Risk measurement, as a beta value is consisting the covariance of the asset itself to market return divided by variance of market return. Beta value disperse from -1 to 1, Beta value reflects the sensitivity of a security’s return relative to market’s return. Beta =1, return on security tend to move with market proportionately. Beta>1: high level of systematic risk, very sensitive to market changes (amplify its effect). Beta

CAPM measures the degree of efficiency of a security; where as SML (Security Market Line) is the tool to measure the price (pricing model). if one’s security doesn’t sit on CML line, the security itself is said to be inefficient. Whereas there are 2 conditions, if a point lying under the SML line, it is said the stock is overpriced, the market will then sell, and adjust itself until it reached the SML line. (vice versa)

However, according to Roll, there are some critics arguing that the CAPM itself is not testable. It is impossible to measure the market risk as it should include other financial asset as well as non-financial asset (labour force, real estate, etc). therefore the market portfolio itself is not observable, then CAPM is not testable – 2sub arguments, 1. we can use proxy to measure the market portfolio to determine the market risk, the real market maybe efficient but the chosen proxy may not be efficient. 2. proxy market maybe efficient but the market itself is not efficient. Conclusion, if we can’t guarantee the quality of our proxy for the market, hence we can’t place any faith in the results.

Black, Jensen and Schole’s test would indicate that the calculated CAPM tends to underestimate when the beta value is less than 1, and exaggerate its return whenever the beta is greater than 1. (lower beta securities earn higher return and higher beta securities earn lower returns than suggested by SML), another critic, saying that the systematic risk may vary accordingly (oil prices, terrorist, etc). The expose of risk to one’s security may be differing from others (the volatile oil prices may have a huge risk impact on air transportation industry compared to other risk).

APT (Arbitrage Pricing Theory)

This is the model that use so called a factor replicating portfolio. The reason to construct such factor replicating portfolios is to build a portfolio that has identical factor exposures to a given asset X. in the absence of arbitrage opportunity, all assets with identical factor exposure should earn the same return.

EMT (Efficient Market Theory)

First acknowledged by Eugene Fama, saying that a market is efficient with respect to a given set of information if no agent is able to retrieve economic profit through the use of a trading rule based on the set of information itself. Economic profit is defined as the level of return after costs adjusted appropriately for risk. Efficient theory relates to the responsiveness of market to information and not the efficiency in obtaining the information. It is concerned with the ability to make excess return based on certain information set.
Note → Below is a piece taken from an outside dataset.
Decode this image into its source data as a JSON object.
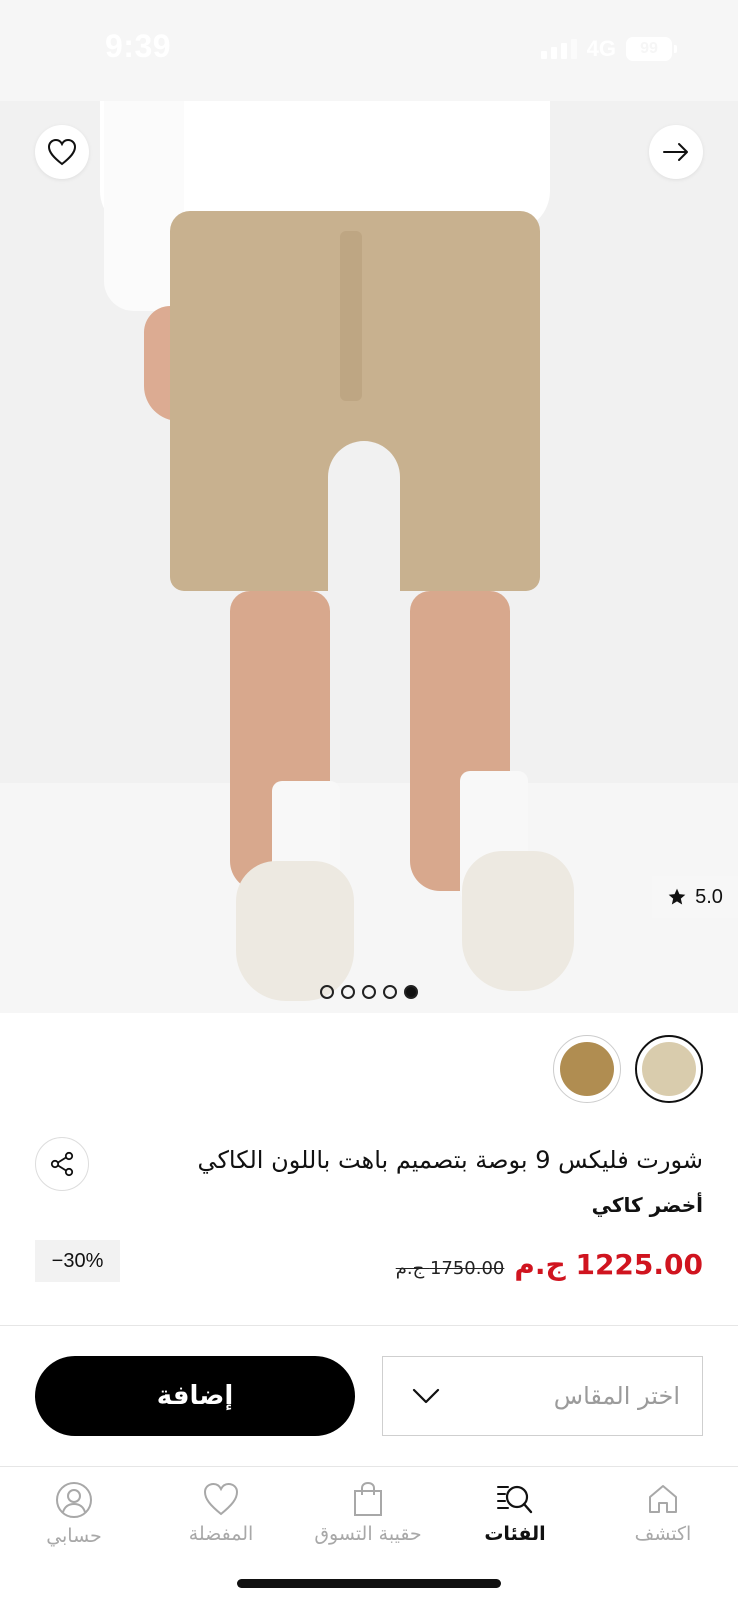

There are 3 forms of market efficiency:

  1. Weak form efficiency, the market price incorporates all past historical information. the price will change whenever new information comes out (announced). This form supports Random Walk Theory, therefore reject CAT (chartis analysis theory). Since the information announced is random, the price is tend to be more volatile. To make abnormal returns, one must gain unannounced anticipative information.

  1. Semi strong form, the market price incorporates all past historical information and publicly anticipative information whether announced or not. the price will then tend to be more stable. To make abnormal return, you need insider information (illegal to do so). And the price will only change whenever there’s unexpected information announced.

  1. strong form efficiency, market price incorporates all relevant information, whether it’s announced or not, and past historical information, including insider information (impossible to make abnormal returns). this form supports FAT (Fundamental Analysis Theory), which believes that the market will reflect the fundamental value of the firms. To maximize the wealth of the shareholders, management only need to maximize return on all investment.